Rethinking Saliency Maps: A Cognitive Human Aligned Taxonomy and Evaluation Framework for Explanations
Yehonatan Elisha, Seffi Cohen, Oren Barkan, Noam Koenigstein
2025-11-24
Summary
This paper is about how we understand *why* AI makes the decisions it does, specifically when looking at images. It points out that current methods for explaining AI decisions, called saliency maps, aren't always helpful because they don't consider what the user actually wants to know.
What's the problem?
Currently, there's a lot of confusion about what saliency maps are *supposed* to do. Do they explain why an AI chose one thing over everything else, or why it chose one thing over a specific alternative?

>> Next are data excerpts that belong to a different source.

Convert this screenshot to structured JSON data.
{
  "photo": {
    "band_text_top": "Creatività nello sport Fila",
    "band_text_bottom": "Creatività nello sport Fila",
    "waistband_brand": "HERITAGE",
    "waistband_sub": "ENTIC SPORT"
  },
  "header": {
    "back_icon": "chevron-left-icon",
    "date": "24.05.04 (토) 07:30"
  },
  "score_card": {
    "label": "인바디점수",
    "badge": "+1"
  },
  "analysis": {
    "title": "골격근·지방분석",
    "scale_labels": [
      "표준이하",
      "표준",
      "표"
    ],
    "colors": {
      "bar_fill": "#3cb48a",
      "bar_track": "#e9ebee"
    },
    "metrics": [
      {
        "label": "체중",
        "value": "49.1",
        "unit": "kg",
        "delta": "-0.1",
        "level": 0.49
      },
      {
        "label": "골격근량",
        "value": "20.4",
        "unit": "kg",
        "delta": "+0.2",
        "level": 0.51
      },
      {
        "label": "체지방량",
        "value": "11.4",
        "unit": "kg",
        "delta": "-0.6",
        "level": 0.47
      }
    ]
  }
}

Also, do they explain things at a detailed level (like, 'why this specific breed of dog?') or a broader level (like, 'why a dog at all?'). Because of this lack of clarity, it's hard to tell if these explanations are actually good or if they're just showing random parts of the image.
What's the solution?
The researchers created a new way to categorize explanations called 'RFxG'. This framework looks at explanations from two angles: the 'reference frame' – whether the explanation is about a single prediction or a comparison to other options – and the 'granularity' – how detailed the explanation is. They then developed new ways to test how well saliency maps perform based on this RFxG framework, evaluating ten different explanation methods on various images and AI models.
Why it matters?
This work is important because it pushes the field of AI explainability to focus on what *users* need to know, not just what's easy to measure. By providing a better way to evaluate explanations, it will help developers create AI systems that are more transparent and trustworthy, ultimately making AI more useful and understandable for everyone.
Abstract
Saliency maps are widely used for visual explanations in deep learning, but a fundamental lack of consensus persists regarding their intended purpose and alignment with diverse user queries. This ambiguity hinders the effective evaluation and practical utility of explanation methods. We address this gap by introducing the Reference-Frame times Granularity (RFxG) taxonomy, a principled conceptual framework that organizes saliency explanations along two essential axes:Reference-Frame: Distinguishing between pointwise ("Why this prediction?") and contrastive ("Why this and not an alternative?") explanations. Granularity: Ranging from fine-grained class-level (e.g., "Why Husky?") to coarse-grained group-level (e.g., "Why Dog?") interpretations. Using the RFxG lens, we demonstrate critical limitations in existing evaluation metrics, which overwhelmingly prioritize pointwise faithfulness while neglecting contrastive reasoning and semantic granularity. To systematically assess explanation quality across both RFxG dimensions, we propose four novel faithfulness metrics. Our comprehensive evaluation framework applies these metrics to ten state-of-the-art saliency methods, four model architectures, and three datasets. By advocating a shift toward user-intent-driven evaluation, our work provides both the conceptual foundation and the practical tools necessary to develop visual explanations that are not only faithful to the underlying model behavior but are also meaningfully aligned with the complexity of human understanding and inquiry.